With respect to the House members’ closed door meeting last Monday with Finance Secretary David DLG Atalig, Guerrero said it was done to clarify the definite percentage of the cuts at the Legislature.
He said that, according to Atalig, it’s 28.3%, but what they are seeing from the Office of Management and Budget is totally different.
“OMB is showing us 56[%). It’s [higher]. I don’t know how they quantify their numbers. But when you have two conflicting figures from Finance and OMB…which one do we follow?” Guerrero said.
He said that, according to Atalig, his 28.3% is justified but not the 56%.
Guerrero said they asked Atalig whether he is aware of the submission from OMB regarding the budget reduction that was submitted to the Legislature and a copy was provided to Atalig’s office, the governor, and the lieutenant governor.
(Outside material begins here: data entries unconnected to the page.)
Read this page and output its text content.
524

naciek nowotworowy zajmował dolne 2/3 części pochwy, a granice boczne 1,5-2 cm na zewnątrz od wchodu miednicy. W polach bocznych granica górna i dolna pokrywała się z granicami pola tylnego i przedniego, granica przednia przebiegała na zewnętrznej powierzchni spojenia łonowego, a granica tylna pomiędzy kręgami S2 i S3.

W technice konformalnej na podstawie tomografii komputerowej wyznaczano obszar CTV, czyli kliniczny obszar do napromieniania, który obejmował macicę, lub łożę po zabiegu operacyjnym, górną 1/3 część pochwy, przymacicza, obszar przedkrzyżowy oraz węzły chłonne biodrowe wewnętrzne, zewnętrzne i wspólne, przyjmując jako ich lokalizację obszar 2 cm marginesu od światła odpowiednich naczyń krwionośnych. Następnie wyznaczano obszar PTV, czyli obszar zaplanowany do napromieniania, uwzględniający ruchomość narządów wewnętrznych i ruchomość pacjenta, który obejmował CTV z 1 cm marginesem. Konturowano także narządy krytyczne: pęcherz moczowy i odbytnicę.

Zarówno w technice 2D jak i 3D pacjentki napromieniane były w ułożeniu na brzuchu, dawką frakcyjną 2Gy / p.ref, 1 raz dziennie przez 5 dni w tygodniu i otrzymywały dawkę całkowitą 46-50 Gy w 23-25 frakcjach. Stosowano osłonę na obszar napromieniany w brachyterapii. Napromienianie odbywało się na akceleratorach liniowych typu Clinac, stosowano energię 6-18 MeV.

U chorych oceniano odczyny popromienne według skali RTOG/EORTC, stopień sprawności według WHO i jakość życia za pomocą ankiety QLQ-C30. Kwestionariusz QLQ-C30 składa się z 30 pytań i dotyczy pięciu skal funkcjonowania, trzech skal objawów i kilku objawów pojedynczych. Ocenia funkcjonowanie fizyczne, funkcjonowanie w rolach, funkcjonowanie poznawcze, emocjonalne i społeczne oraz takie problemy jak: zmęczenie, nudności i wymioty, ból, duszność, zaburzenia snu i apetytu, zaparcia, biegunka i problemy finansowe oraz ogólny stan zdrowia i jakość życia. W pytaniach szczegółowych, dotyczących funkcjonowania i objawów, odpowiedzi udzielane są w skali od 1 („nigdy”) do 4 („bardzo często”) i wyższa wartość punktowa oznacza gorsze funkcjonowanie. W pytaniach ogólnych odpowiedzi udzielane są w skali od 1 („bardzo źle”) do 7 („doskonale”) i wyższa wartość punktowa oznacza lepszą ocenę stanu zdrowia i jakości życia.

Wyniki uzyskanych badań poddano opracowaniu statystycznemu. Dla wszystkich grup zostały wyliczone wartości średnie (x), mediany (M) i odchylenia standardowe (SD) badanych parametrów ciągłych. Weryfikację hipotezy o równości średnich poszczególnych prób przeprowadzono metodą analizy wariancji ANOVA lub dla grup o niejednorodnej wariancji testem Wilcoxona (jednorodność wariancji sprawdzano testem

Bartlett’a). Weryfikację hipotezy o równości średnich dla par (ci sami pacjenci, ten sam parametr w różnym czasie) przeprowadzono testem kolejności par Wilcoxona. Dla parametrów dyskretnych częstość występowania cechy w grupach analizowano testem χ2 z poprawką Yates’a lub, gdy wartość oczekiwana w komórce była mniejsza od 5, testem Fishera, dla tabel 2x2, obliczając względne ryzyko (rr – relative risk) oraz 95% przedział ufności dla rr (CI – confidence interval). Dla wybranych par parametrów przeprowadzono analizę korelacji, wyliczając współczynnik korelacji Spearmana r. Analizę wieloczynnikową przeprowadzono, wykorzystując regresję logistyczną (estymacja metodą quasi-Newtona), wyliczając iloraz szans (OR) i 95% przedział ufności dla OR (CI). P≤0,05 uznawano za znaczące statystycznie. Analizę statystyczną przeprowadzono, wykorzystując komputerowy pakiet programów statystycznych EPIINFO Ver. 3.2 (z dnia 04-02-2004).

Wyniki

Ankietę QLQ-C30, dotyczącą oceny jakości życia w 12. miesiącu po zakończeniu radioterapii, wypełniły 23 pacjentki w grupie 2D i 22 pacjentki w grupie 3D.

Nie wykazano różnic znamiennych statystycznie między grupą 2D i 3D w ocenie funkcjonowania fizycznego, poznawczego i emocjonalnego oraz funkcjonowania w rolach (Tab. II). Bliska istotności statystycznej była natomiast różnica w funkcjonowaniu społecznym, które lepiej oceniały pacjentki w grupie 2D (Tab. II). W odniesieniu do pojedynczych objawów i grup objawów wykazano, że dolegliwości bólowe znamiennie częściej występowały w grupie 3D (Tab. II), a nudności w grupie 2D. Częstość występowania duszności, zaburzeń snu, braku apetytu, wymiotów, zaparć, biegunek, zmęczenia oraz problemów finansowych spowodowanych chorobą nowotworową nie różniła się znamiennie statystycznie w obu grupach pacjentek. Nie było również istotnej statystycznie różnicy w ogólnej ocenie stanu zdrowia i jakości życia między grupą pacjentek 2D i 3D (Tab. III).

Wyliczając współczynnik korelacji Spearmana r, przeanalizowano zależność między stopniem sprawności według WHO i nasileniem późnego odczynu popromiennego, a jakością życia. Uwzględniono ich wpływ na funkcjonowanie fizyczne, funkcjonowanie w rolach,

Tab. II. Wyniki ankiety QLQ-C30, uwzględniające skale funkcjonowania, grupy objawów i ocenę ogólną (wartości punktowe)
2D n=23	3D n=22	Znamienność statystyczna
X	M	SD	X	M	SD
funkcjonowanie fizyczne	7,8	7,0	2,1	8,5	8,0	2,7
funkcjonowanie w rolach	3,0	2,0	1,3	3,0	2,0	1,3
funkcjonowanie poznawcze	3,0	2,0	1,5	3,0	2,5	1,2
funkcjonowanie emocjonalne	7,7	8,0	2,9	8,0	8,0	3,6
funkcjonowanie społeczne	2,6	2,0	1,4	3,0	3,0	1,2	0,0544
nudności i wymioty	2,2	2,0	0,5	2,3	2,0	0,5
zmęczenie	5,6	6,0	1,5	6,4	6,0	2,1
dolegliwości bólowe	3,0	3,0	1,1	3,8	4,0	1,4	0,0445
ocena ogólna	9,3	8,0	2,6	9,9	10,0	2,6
“That was what the meeting was all about—clarification on what is the proportionate cuts for the Legislature,” he said.
Guerrero said they need to know because they have to adjust their office’s operation. “Do we need to reduce the employees’ salaries? Or do we need to let go of some employees? Because absent adequate funding, the operations of our office cannot continue,” he said.
Guerrero said the Legislative Bureau is now looking into their budget numbers to make sure that the bureau is not hampered in terms of operation.